In robotics, these models improve perception, planning, simulation-to-real transfer, and high-level reasoning for control.

Impacts:

  • Intelligence assistance becomes accessible across domains.
  • Research and development cycles accelerate.
  • Interfaces become conversational and intent-driven.

Relation to others:
Transformation #6 consumes the connectivity, compute, and data produced by #2–#4, is shaped by the rapid iteration of #5, and becomes the decision-making core within #7.


When: 2020s–
Where: London, UK (research and pilots) and Silicon Valley, USA (two-way marketplace pioneers)
Who: Imperial College London collaborators, civic-tech builders, Amazon, Etsy, Uber, global platform innovators, Robin Hanson (LMSR, 2002), and distributed-ledger researchers

Two-way marketplaces such as Amazon and Etsy demonstrated programmable matching between buyers and sellers.
Uber operationalised real-time Automatic Market Maker behaviour using dynamic pricing, decentralised dispatch, and telemetry-driven allocation.
AMM theory builds on Robin Hanson's Logarithmic Market Scoring Rule, which formalised continuous, bounded, information-based market making.
Distributed Ledger Technologies introduced verifiability, privacy controls, and decentralised participation to support transparent and democratic coordination.

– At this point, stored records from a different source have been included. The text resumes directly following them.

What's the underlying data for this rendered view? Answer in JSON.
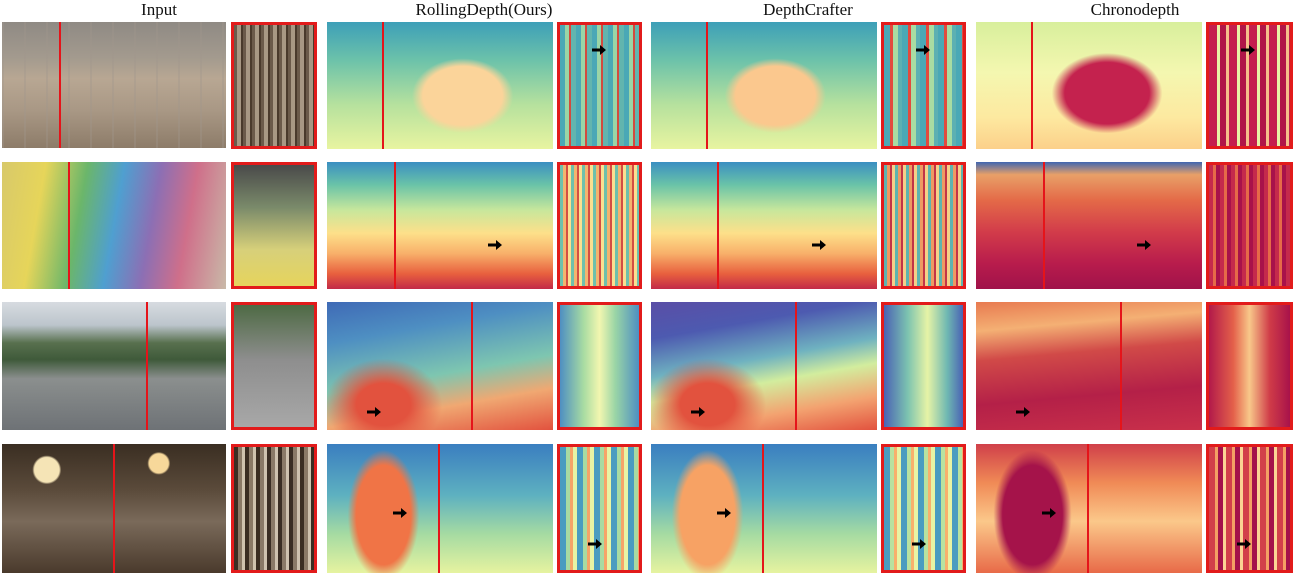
{
  "columns": [
    {
      "key": "input",
      "label": "Input"
    },
    {
      "key": "rollingdepth",
      "label": "RollingDepth(Ours)"
    },
    {
      "key": "depthcrafter",
      "label": "DepthCrafter"
    },
    {
      "key": "chronodepth",
      "label": "Chronodepth"
    }
  ],
  "accent_colors": {
    "scanline": "#e5141a",
    "slice_border": "#e21b1b",
    "arrow": "#000000"
  }
}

Modern AMMs, combined with learning algorithms, can govern and direct the behaviour of socio-techno-economic systems using real-time signals while ensuring core economic properties:

  • Individual rationality
  • Incentive compatibility
  • Budget balance
  • Economic efficiency
  • Revenue adequacy (financial investability)

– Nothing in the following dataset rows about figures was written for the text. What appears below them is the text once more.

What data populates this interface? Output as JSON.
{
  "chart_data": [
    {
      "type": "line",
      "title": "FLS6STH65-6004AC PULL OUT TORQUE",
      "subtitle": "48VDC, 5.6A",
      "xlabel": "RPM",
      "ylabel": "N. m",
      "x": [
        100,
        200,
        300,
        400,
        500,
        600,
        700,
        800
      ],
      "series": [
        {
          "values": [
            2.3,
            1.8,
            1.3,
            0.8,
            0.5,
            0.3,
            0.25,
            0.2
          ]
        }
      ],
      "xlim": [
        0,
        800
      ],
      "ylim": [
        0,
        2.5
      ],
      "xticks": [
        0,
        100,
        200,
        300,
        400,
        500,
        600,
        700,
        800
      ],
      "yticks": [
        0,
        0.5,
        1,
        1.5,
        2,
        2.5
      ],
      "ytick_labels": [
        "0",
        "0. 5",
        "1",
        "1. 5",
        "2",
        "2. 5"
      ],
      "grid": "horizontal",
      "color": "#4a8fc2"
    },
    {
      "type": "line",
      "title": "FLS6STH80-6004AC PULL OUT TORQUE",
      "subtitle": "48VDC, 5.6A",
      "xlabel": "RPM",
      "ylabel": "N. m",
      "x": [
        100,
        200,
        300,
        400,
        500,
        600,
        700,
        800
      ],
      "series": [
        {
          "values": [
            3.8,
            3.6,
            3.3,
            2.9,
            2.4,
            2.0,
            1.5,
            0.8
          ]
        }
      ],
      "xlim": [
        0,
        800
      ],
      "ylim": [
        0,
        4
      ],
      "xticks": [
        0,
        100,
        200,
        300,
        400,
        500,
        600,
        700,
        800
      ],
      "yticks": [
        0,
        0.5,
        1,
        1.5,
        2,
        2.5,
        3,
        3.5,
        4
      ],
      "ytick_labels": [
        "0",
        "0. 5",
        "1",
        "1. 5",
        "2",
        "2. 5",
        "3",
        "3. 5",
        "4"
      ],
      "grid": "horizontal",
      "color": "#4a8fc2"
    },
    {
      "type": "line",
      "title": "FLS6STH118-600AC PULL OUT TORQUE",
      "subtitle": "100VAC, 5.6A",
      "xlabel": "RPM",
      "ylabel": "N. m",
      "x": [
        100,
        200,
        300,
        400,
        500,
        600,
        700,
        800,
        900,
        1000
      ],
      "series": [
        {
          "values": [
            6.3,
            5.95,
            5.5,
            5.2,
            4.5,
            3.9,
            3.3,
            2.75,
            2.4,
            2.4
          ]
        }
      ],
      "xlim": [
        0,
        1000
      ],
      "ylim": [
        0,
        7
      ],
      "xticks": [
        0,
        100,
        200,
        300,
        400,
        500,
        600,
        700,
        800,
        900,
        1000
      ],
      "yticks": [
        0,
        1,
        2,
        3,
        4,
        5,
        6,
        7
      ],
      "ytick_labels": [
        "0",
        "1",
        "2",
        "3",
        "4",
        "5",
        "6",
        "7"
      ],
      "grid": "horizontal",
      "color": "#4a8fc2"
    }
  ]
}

Shapley-value allocations enable fair pricing and fair cost recovery.
Nash-equilibrium rate-setting ensures stable system behaviour.
Cyber-physical constraints such as network limits, congestion, safety, and quality-of-service are encoded directly into the system logic.
Human heterogeneity is recognised explicitly, avoiding the homogeneity assumptions of neoclassical economics.

This transformation draws on:

  • Graph theory for representing networks and propagation
  • Holarchies for coordinating nested local–regional–global behaviour
  • Socio-techno-economic modelling for capturing interactions between people, institutions, and physical systems

These capabilities unlock:

  • Circular-economy optimisation and full-value resource recovery
  • Climate security and avoidance of catastrophic outcomes
  • Shippable global deployment through software-based governance
  • Growth in democracy, fairness, institutional listening, and peace
  • Stable financial and infrastructure systems with real-time feedback

Relation to others:
Transformation #7 synthesises connectivity (#2), compute (#3), deployability (#4), rapid iteration (#5), and intelligence (#6).
It establishes market design as an engineering discipline that aligns incentives, physical realities, human diversity, and desired system outcomes.


Transformation #1 provides the physical substrate.
Transformation #2 connects the world.
Transformation #3 scales computation.
Transformation #4 deploys compute and power everywhere.
Transformation #5 builds adaptive systems and delivery methods.
Transformation #6 adds general-purpose intelligence.
Transformation #7 coordinates resources, incentives, and outcomes in real time.

Together, these transformations underpin the modern capabilities of robotics, autonomy, digital governance, and system-scale control.